Nei giorni scorsi ha piovuto.
Ha iniziato piano, con l’odore della terra stanca di vento a riempire le narici e non ha smesso più.
Mi sono incantata ad osservare i randagi della mia colonia, gonfi di pioggia sul fienile davanti a casa, immobili nell’attesa.
Dopo quarantacinque giorni di lock down la sento sulla pelle la stanchezza delle persone, mi entra nell’anima quando faccio le sedute con i pazienti, mi prende allo stomaco in certi post su facebook, boli di rabbia.
La vedo negli allenamenti di mio figlio, musica trap a urlare per lui, ripetizioni di pesi come un membro di una gang a San Quintino, che finché sono i muscoli a farti male puoi non ascoltare nessun altro dolore.
E allora penso che forse stiamo tutti come al trentesimo chilometro di una maratona, quando hai tanta strada nelle gambe ma il traguardo non lo vedi ancora e non sopporti più niente, nemmeno chi sta correndo con te, e tutto é solo un grumo di fatica.
E poi mi dico che io no.
Io sto diventando un gatto. Ogni giornata perfettamente conclusa in se stessa, collezioni di attimi identici, ad attendere un presagio di sole.

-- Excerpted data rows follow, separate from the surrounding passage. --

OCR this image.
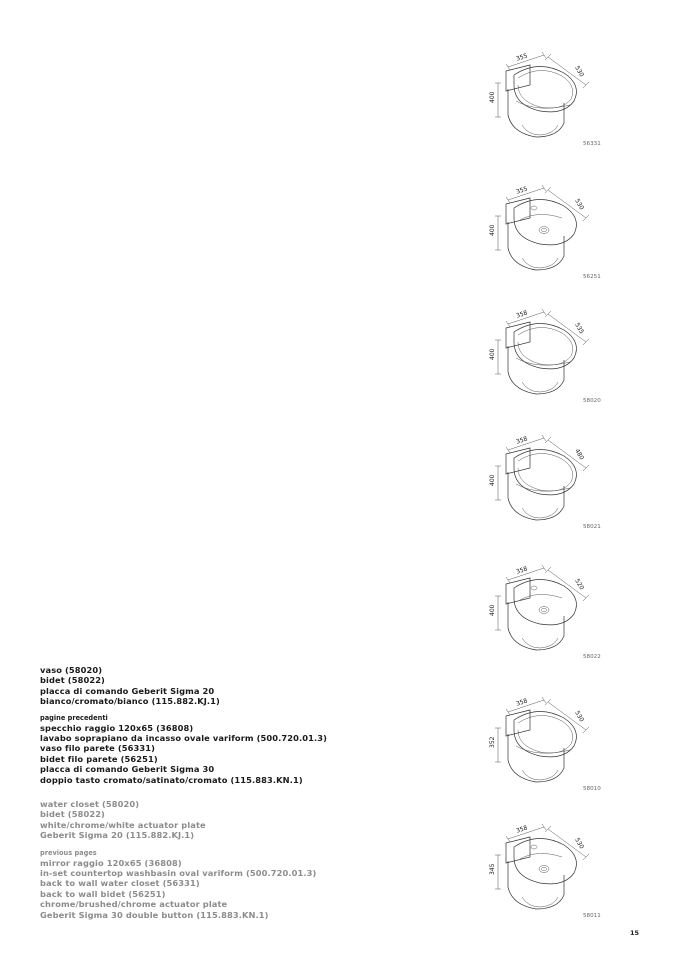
vaso (58020)
bidet (58022)
placca di comando Geberit Sigma 20
bianco/cromato/bianco (115.882.KJ.1)
pagine precedenti
specchio raggio 120x65 (36808)
lavabo soprapiano da incasso ovale variform (500.720.01.3)
vaso filo parete (56331)
bidet filo parete (56251)
placca di comando Geberit Sigma 30
doppio tasto cromato/satinato/cromato (115.883.KN.1)
water closet (58020)
bidet (58022)
white/chrome/white actuator plate
Geberit Sigma 20 (115.882.KJ.1)
previous pages
mirror raggio 120x65 (36808)
in-set countertop washbasin oval variform (500.720.01.3)
back to wall water closet (56331)
back to wall bidet (56251)
chrome/brushed/chrome actuator plate
Geberit Sigma 30 double button (115.883.KN.1)
355
530
400
56331
355
530
400
56251
358
535
400
58020
358
480
400
58021
358
520
400
58022
358
530
352
58010
358
530
345
58011
15
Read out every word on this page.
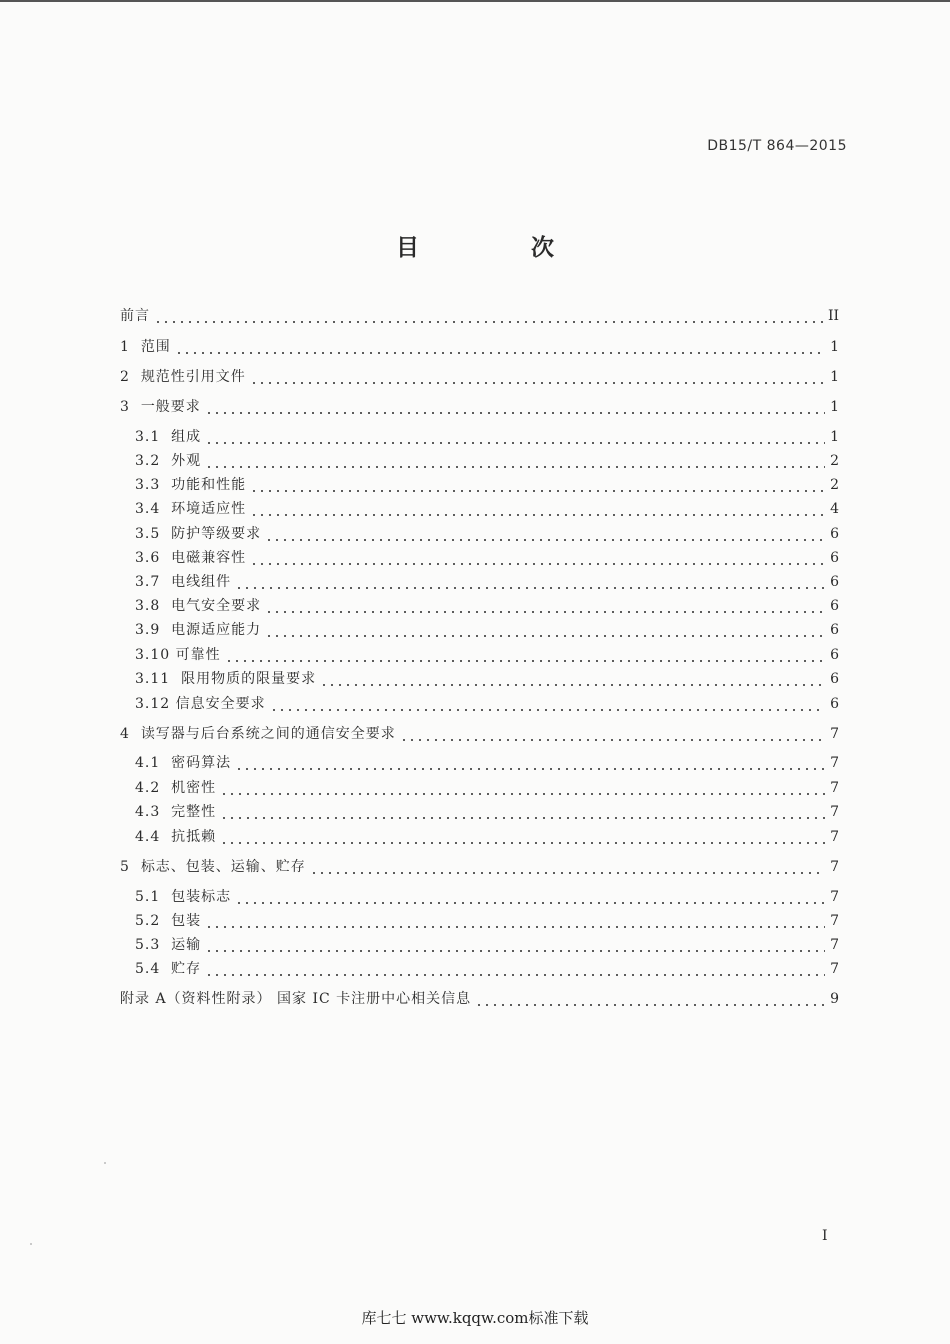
DB15/T 864—2015
目 次
前言	II
1 范围	1
2 规范性引用文件	1
3 一般要求	1
3.1 组成	1
3.2 外观	2
3.3 功能和性能	2
3.4 环境适应性	4
3.5 防护等级要求	6
3.6 电磁兼容性	6
3.7 电线组件	6
3.8 电气安全要求	6
3.9 电源适应能力	6
3.10 可靠性	6
3.11 限用物质的限量要求	6
3.12 信息安全要求	6
4 读写器与后台系统之间的通信安全要求	7
4.1 密码算法	7
4.2 机密性	7
4.3 完整性	7
4.4 抗抵赖	7
5 标志、包装、运输、贮存	7
5.1 包装标志	7
5.2 包装	7
5.3 运输	7
5.4 贮存	7
附录 A（资料性附录） 国家 IC 卡注册中心相关信息	9
I
库七七 www.kqqw.com标准下载
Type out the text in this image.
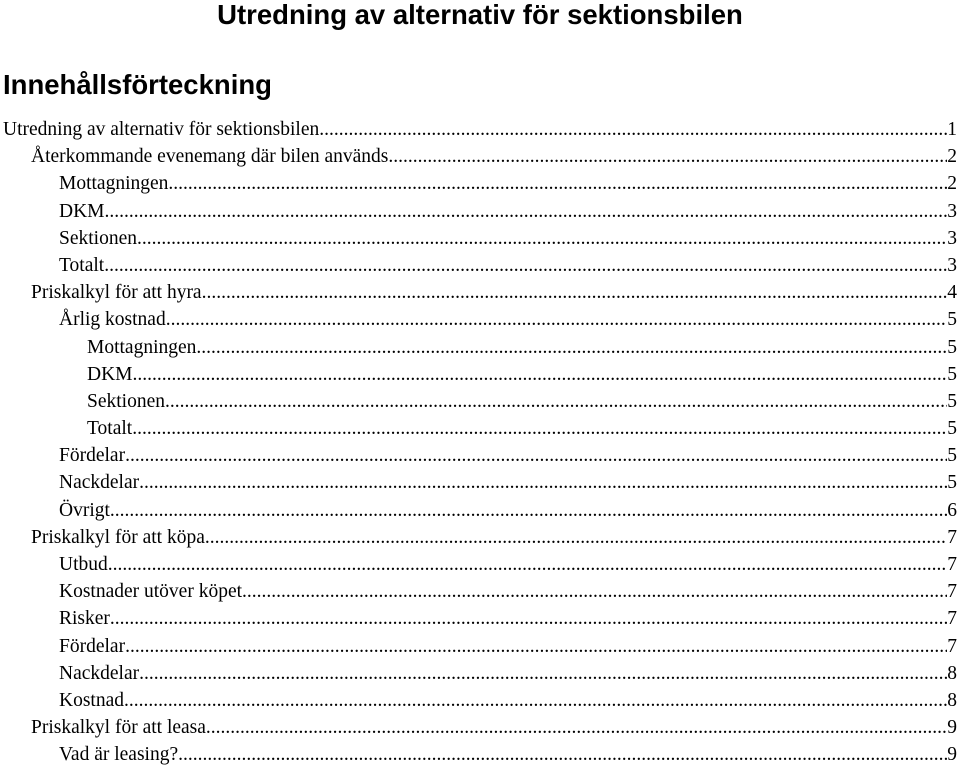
Utredning av alternativ för sektionsbilen
Innehållsförteckning
Utredning av alternativ för sektionsbilen .....	1
Återkommande evenemang där bilen används .....	2
Mottagningen .....	2
DKM .....	3
Sektionen .....	3
Totalt .....	3
Priskalkyl för att hyra .....	4
Årlig kostnad .....	5
Mottagningen .....	5
DKM .....	5
Sektionen .....	5
Totalt .....	5
Fördelar .....	5
Nackdelar .....	5
Övrigt .....	6
Priskalkyl för att köpa .....	7
Utbud .....	7
Kostnader utöver köpet .....	7
Risker .....	7
Fördelar .....	7
Nackdelar .....	8
Kostnad .....	8
Priskalkyl för att leasa .....	9
Vad är leasing? .....	9
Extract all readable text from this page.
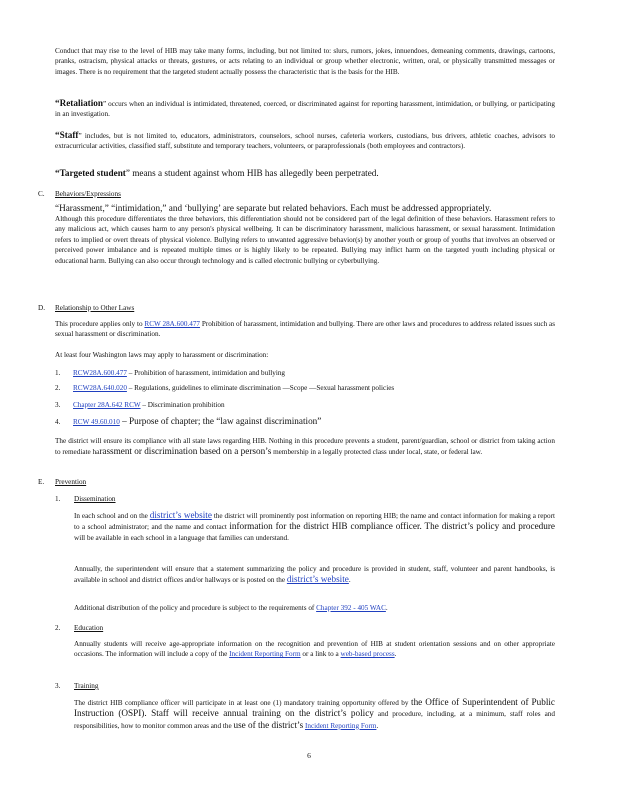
Conduct that may rise to the level of HIB may take many forms, including, but not limited to: slurs, rumors, jokes, innuendoes, demeaning comments, drawings, cartoons, pranks, ostracism, physical attacks or threats, gestures, or acts relating to an individual or group whether electronic, written, oral, or physically transmitted messages or images. There is no requirement that the targeted student actually possess the characteristic that is the basis for the HIB.

“Retaliation” occurs when an individual is intimidated, threatened, coerced, or discriminated against for reporting harassment, intimidation, or bullying, or participating in an investigation.

“Staff” includes, but is not limited to, educators, administrators, counselors, school nurses, cafeteria workers, custodians, bus drivers, athletic coaches, advisors to extracurricular activities, classified staff, substitute and temporary teachers, volunteers, or paraprofessionals (both employees and contractors).

“Targeted student” means a student against whom HIB has allegedly been perpetrated.

C. Behaviors/Expressions

“Harassment,” “intimidation,” and ‘bullying’ are separate but related behaviors. Each must be addressed appropriately.

Although this procedure differentiates the three behaviors, this differentiation should not be considered part of the legal definition of these behaviors. Harassment refers to any malicious act, which causes harm to any person's physical wellbeing. It can be discriminatory harassment, malicious harassment, or sexual harassment. Intimidation refers to implied or overt threats of physical violence. Bullying refers to unwanted aggressive behavior(s) by another youth or group of youths that involves an observed or perceived power imbalance and is repeated multiple times or is highly likely to be repeated. Bullying may inflict harm on the targeted youth including physical or educational harm. Bullying can also occur through technology and is called electronic bullying or cyberbullying.

D. Relationship to Other Laws

This procedure applies only to RCW 28A.600.477 Prohibition of harassment, intimidation and bullying. There are other laws and procedures to address related issues such as sexual harassment or discrimination.

At least four Washington laws may apply to harassment or discrimination:

1. RCW28A.600.477 – Prohibition of harassment, intimidation and bullying
2. RCW28A.640.020 – Regulations, guidelines to eliminate discrimination —Scope —Sexual harassment policies
3. Chapter 28A.642 RCW – Discrimination prohibition
4. RCW 49.60.010 – Purpose of chapter; the “law against discrimination”

The district will ensure its compliance with all state laws regarding HIB. Nothing in this procedure prevents a student, parent/guardian, school or district from taking action to remediate harassment or discrimination based on a person’s membership in a legally protected class under local, state, or federal law.

E. Prevention
1. Dissemination

In each school and on the district’s website the district will prominently post information on reporting HIB; the name and contact information for making a report to a school administrator; and the name and contact information for the district HIB compliance officer. The district’s policy and procedure will be available in each school in a language that families can understand.

Annually, the superintendent will ensure that a statement summarizing the policy and procedure is provided in student, staff, volunteer and parent handbooks, is available in school and district offices and/or hallways or is posted on the district’s website.

Additional distribution of the policy and procedure is subject to the requirements of Chapter 392 - 405 WAC.

2. Education

Annually students will receive age-appropriate information on the recognition and prevention of HIB at student orientation sessions and on other appropriate occasions. The information will include a copy of the Incident Reporting Form or a link to a web-based process.

3. Training

The district HIB compliance officer will participate in at least one (1) mandatory training opportunity offered by the Office of Superintendent of Public Instruction (OSPI). Staff will receive annual training on the district’s policy and procedure, including, at a minimum, staff roles and responsibilities, how to monitor common areas and the use of the district’s Incident Reporting Form.

6
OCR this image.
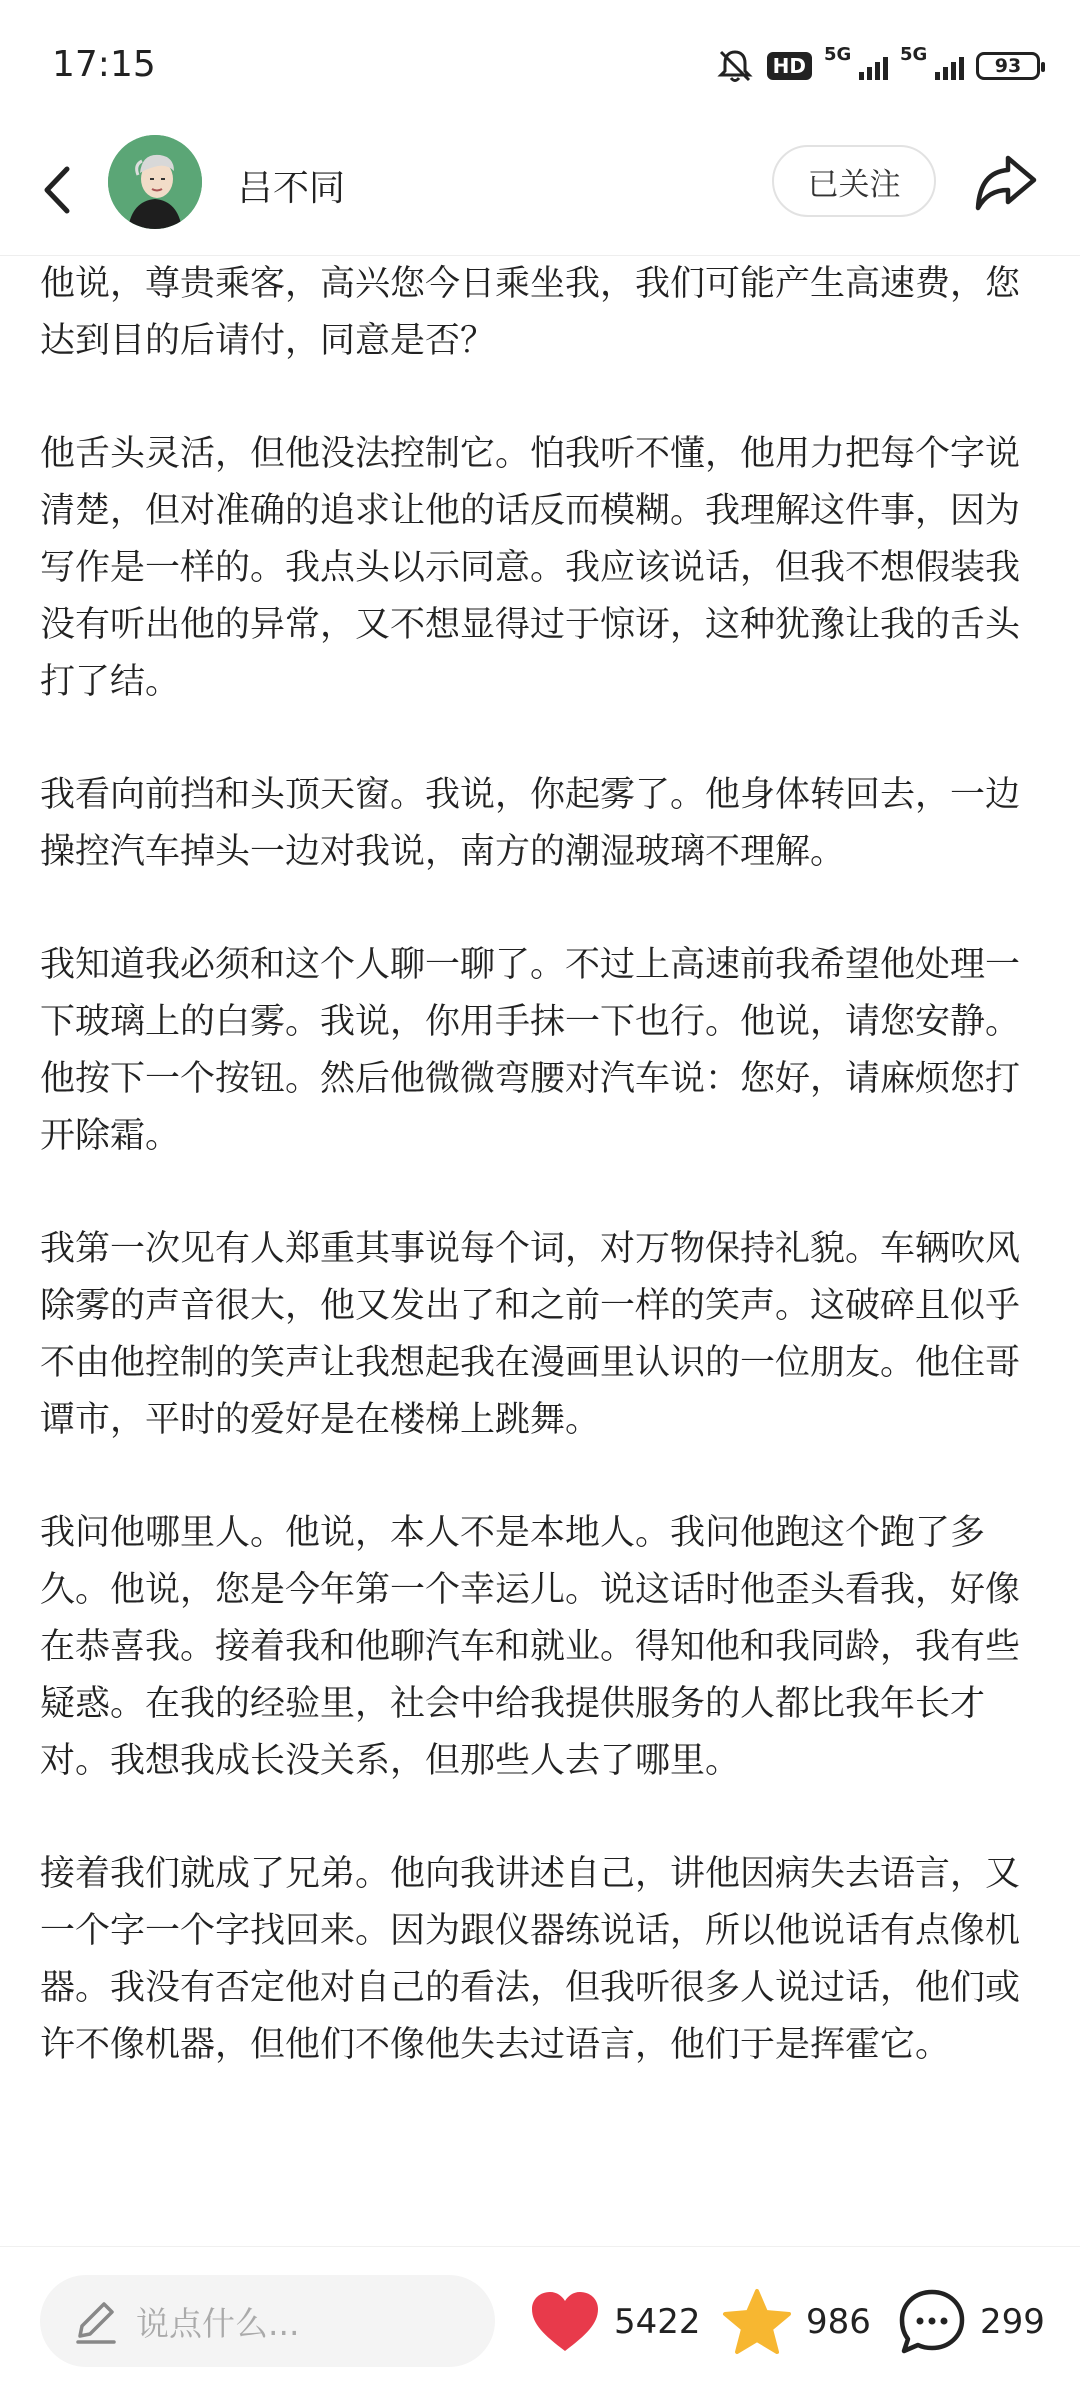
17:15	HD	5G	5G
93
吕不同	已关注

他说，尊贵乘客，高兴您今日乘坐我，我们可能产生高速费，您达到目的后请付，同意是否？

他舌头灵活，但他没法控制它。怕我听不懂，他用力把每个字说清楚，但对准确的追求让他的话反而模糊。我理解这件事，因为写作是一样的。我点头以示同意。我应该说话，但我不想假装我没有听出他的异常，又不想显得过于惊讶，这种犹豫让我的舌头打了结。

我看向前挡和头顶天窗。我说，你起雾了。他身体转回去，一边操控汽车掉头一边对我说，南方的潮湿玻璃不理解。

我知道我必须和这个人聊一聊了。不过上高速前我希望他处理一下玻璃上的白雾。我说，你用手抹一下也行。他说，请您安静。他按下一个按钮。然后他微微弯腰对汽车说：您好，请麻烦您打开除霜。

我第一次见有人郑重其事说每个词，对万物保持礼貌。车辆吹风除雾的声音很大，他又发出了和之前一样的笑声。这破碎且似乎不由他控制的笑声让我想起我在漫画里认识的一位朋友。他住哥谭市，平时的爱好是在楼梯上跳舞。

我问他哪里人。他说，本人不是本地人。我问他跑这个跑了多久。他说，您是今年第一个幸运儿。说这话时他歪头看我，好像在恭喜我。接着我和他聊汽车和就业。得知他和我同龄，我有些疑惑。在我的经验里，社会中给我提供服务的人都比我年长才对。我想我成长没关系，但那些人去了哪里。

接着我们就成了兄弟。他向我讲述自己，讲他因病失去语言，又一个字一个字找回来。因为跟仪器练说话，所以他说话有点像机器。我没有否定他对自己的看法，但我听很多人说过话，他们或许不像机器，但他们不像他失去过语言，他们于是挥霍它。

说点什么...	5422	986	299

Che poi io la pazienza dei gatti l’ho imparata da bambina, ore seduta sui gradini della grande casa al lago ad aspettare che mio padre tornasse dall’ospedale dove lavorava.
È morto che avevo sei anni.
Ho capito troppo presto che ogni ritorno è un dono.
Penso spesso a lui in questi giorni. Sui giornali vedo la facciata di mattoni rossi del Civile di Brescia e mi ritrovo rannicchiata sulla scala di marmo a guardare la strada da cui lo avrei visto arrivare.
Sempre troppo tardi e troppo stanco.
Ho diviso la nostra poca vita con i suoi malati.
Era un medico di tempo di pace mio padre.
Per lui uno valeva uno.
E quell’uno tutto il mondo.
Vecchi camuni con le mani spaccate di lavoro e il fegato indurito dalla grappa o ragazzi della Val Trompia,cresciuti in fretta fra bestemmie e tondini, non c’era differenza, c’era solo la lotta.
Lui ci credeva in questa cosa di curare gli esseri umani. E anche che tutti siamo uguali su questa terra, ma questa é un’altra storia.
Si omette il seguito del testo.